Las Palmas Medical Center and Del Sol Medical Center are two of three Texas hospitals part of a possible strike.

On Monday, 7,000 registered nurses at 15 hospitals across the United States voted to authorize their nurse negotiators to call a strike if the issues they’re raising aren’t solved.

As KTSM previously reported, nurses are demanding that hospitals invest in their nursing staff, for management to address the high turnover rates and to maintain proper staffing levels with proper experience.

Nurses picketed outside of both hospitals in late July and early August. 

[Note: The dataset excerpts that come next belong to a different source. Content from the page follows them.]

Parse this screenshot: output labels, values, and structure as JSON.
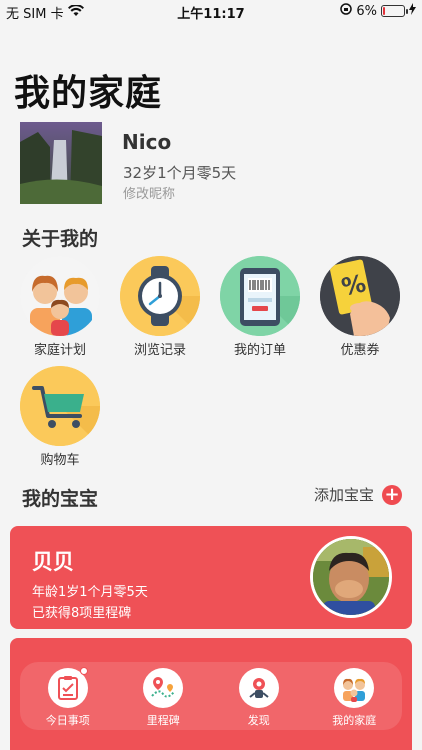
{
  "status_bar": {
    "carrier": "无 SIM 卡",
    "time": "上午11:17",
    "battery_percent": "6%",
    "battery_level": 0.06
  },
  "page": {
    "title": "我的家庭"
  },
  "profile": {
    "name": "Nico",
    "age": "32岁1个月零5天",
    "edit_label": "修改昵称"
  },
  "about": {
    "title": "关于我的",
    "items": [
      {
        "label": "家庭计划",
        "icon": "family-icon"
      },
      {
        "label": "浏览记录",
        "icon": "clock-icon"
      },
      {
        "label": "我的订单",
        "icon": "order-icon"
      },
      {
        "label": "优惠券",
        "icon": "coupon-icon"
      },
      {
        "label": "购物车",
        "icon": "cart-icon"
      }
    ]
  },
  "babies": {
    "title": "我的宝宝",
    "add_label": "添加宝宝",
    "cards": [
      {
        "name": "贝贝",
        "age": "年龄1岁1个月零5天",
        "milestones": "已获得8项里程碑"
      }
    ]
  },
  "tab_bar": {
    "tabs": [
      {
        "label": "今日事项",
        "icon": "checklist-icon"
      },
      {
        "label": "里程碑",
        "icon": "map-pin-icon"
      },
      {
        "label": "发现",
        "icon": "robot-icon"
      },
      {
        "label": "我的家庭",
        "icon": "family-icon"
      }
    ]
  },
  "colors": {
    "accent": "#ef5156",
    "background": "#f4f4f4"
  }
}
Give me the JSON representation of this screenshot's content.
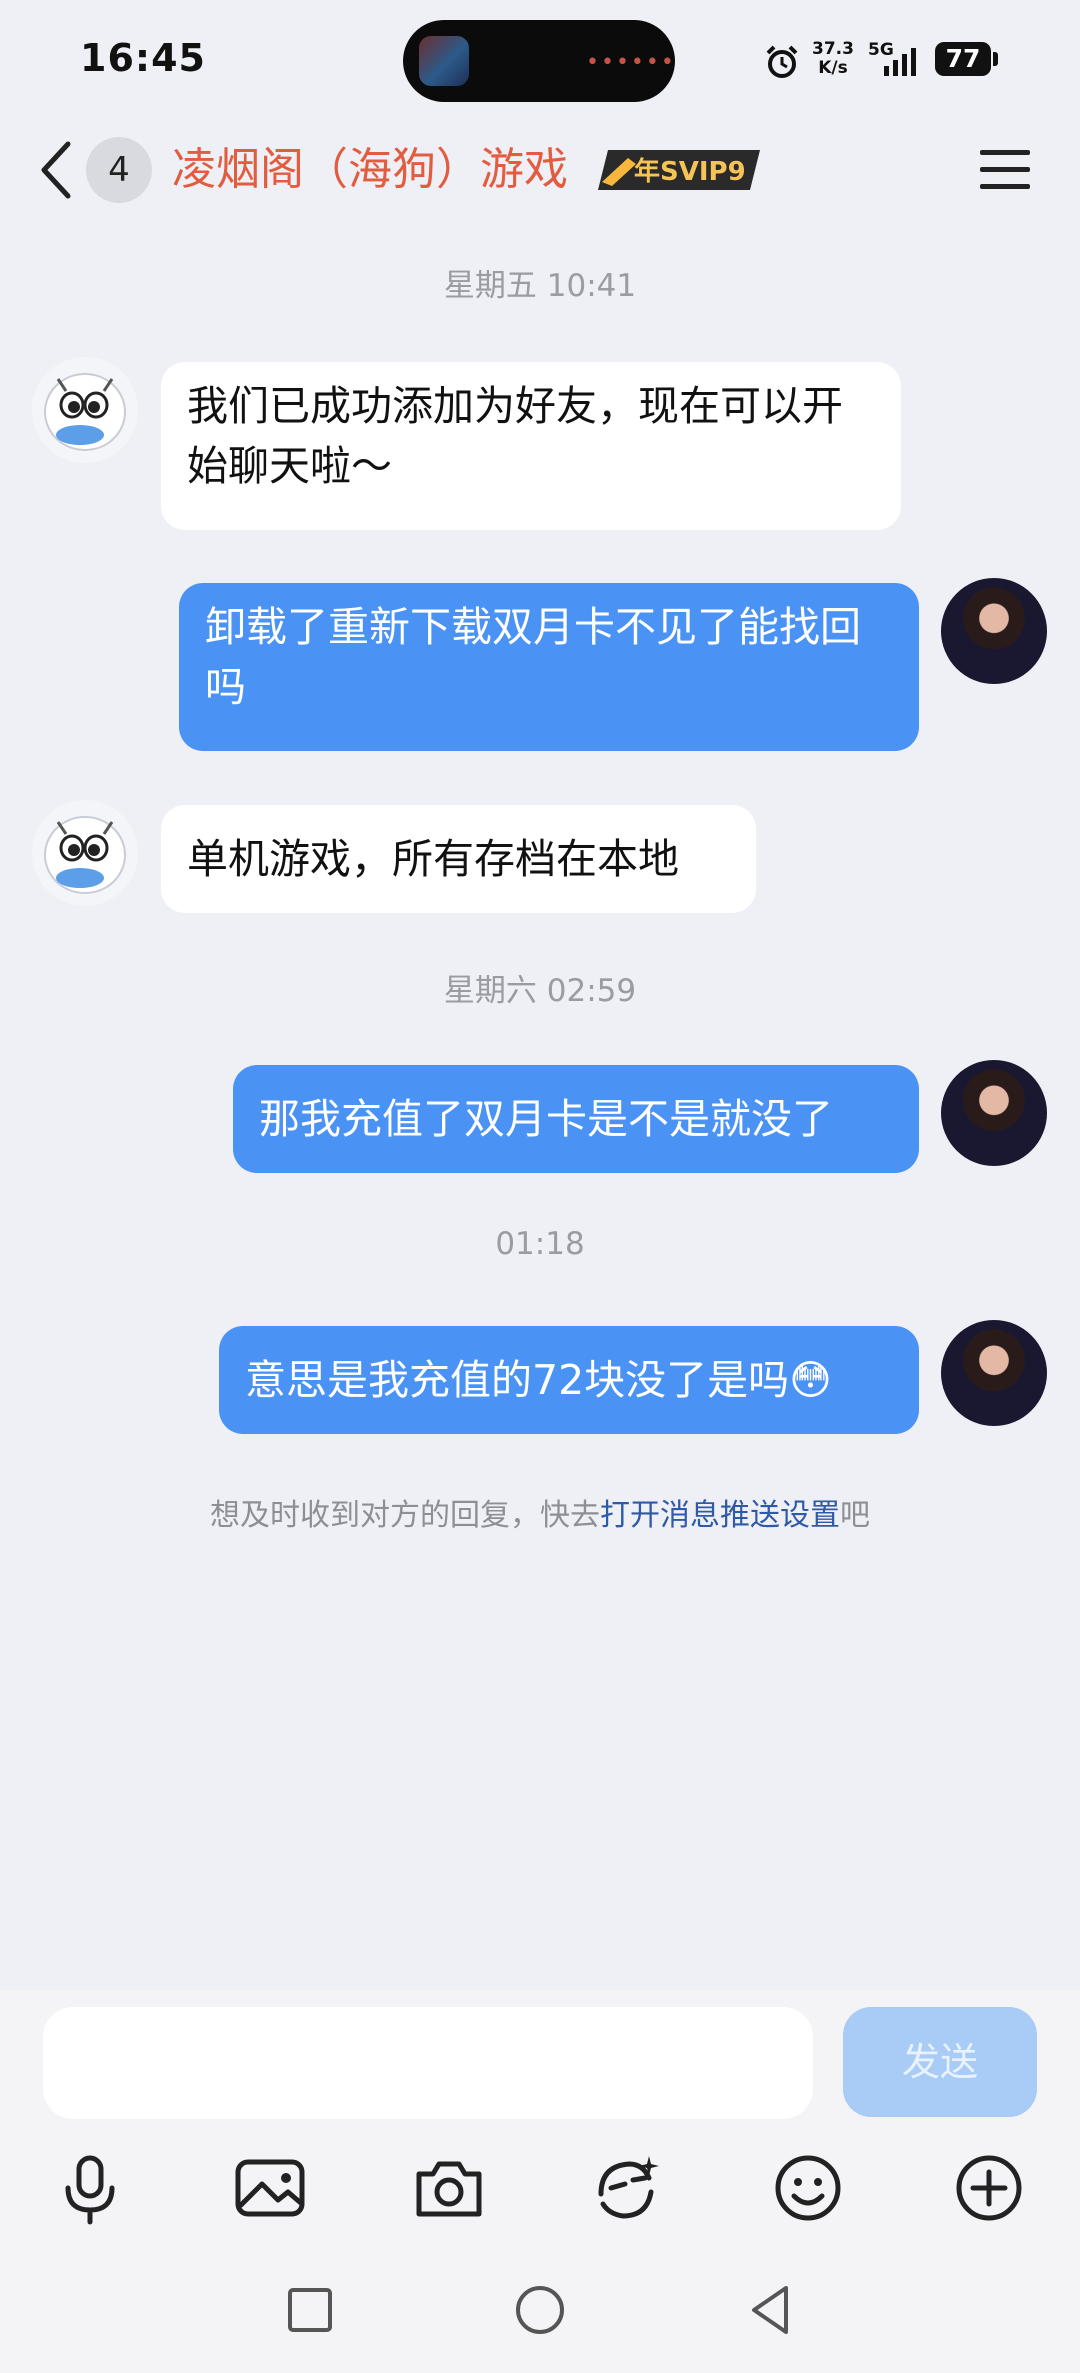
{
  "status_bar": {
    "time": "16:45",
    "net_speed_value": "37.3",
    "net_speed_unit": "K/s",
    "network": "5G",
    "battery": "77",
    "icons": [
      "app-notification-icon",
      "alarm-icon",
      "signal-icon",
      "battery-icon"
    ]
  },
  "header": {
    "unread_count": "4",
    "title": "凌烟阁（海狗）游戏",
    "vip_badge": "年SVIP9",
    "icons": [
      "back-icon",
      "menu-icon"
    ]
  },
  "messages": [
    {
      "type": "timestamp",
      "text": "星期五 10:41"
    },
    {
      "type": "incoming",
      "text": "我们已成功添加为好友，现在可以开始聊天啦～"
    },
    {
      "type": "outgoing",
      "text": "卸载了重新下载双月卡不见了能找回吗"
    },
    {
      "type": "incoming",
      "text": "单机游戏，所有存档在本地"
    },
    {
      "type": "timestamp",
      "text": "星期六 02:59"
    },
    {
      "type": "outgoing",
      "text": "那我充值了双月卡是不是就没了"
    },
    {
      "type": "timestamp",
      "text": "01:18"
    },
    {
      "type": "outgoing",
      "text": "意思是我充值的72块没了是吗😳"
    }
  ],
  "hint": {
    "prefix": "想及时收到对方的回复，快去",
    "link": "打开消息推送设置",
    "suffix": "吧"
  },
  "composer": {
    "input_value": "",
    "send_label": "发送"
  },
  "toolbar": [
    "microphone-icon",
    "image-icon",
    "camera-icon",
    "sticker-icon",
    "emoji-icon",
    "plus-icon"
  ],
  "nav_bar": [
    "square-icon",
    "circle-icon",
    "triangle-back-icon"
  ],
  "colors": {
    "background": "#eff0f5",
    "outgoing_bubble": "#4a93f5",
    "incoming_bubble": "#ffffff",
    "title": "#e25c3f",
    "link": "#2f5aa8",
    "send_disabled": "#a8ccf6"
  }
}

But, if a strike were to happen, it wouldn’t be anytime soon.

A local contact with the National Nurses Organizing Committee tells KTSM there are still at least two negotiation meetings happening in the next few weeks. 

If the nurses were to move forward with a strike, by law, they’d have to give the hospitals a 10 day notice so the facilities can make the proper arrangements with patients and staff. 

Nurses have been working without contracts since June 30 as negotiations continue. 

The hospitals released a joint statement saying:

“We are very proud of our caregivers and the culture of compassion we have developed at our hospitals, which is based on open communication and a shared commitment to providing the highest quality of patient care. It is not uncommon for tactics like this to be used when a union and an employer are in contract negotiations, as we are with this nursing union. We have bargaining dates scheduled later this month, and we look forward to the union’s response to the proposal we provided to them back in August. 
We want to assure our community that neither this – nor any other action – will ever come between us and our commitment to the high-quality care and services we offer our patients and this community on a daily basis.”
–Jerry Gonzalez, Chief Nursing Officer, Las Palmas Medical Center, and Annie Garcia, Chief Nursing Officer, Del Sol Medical Center.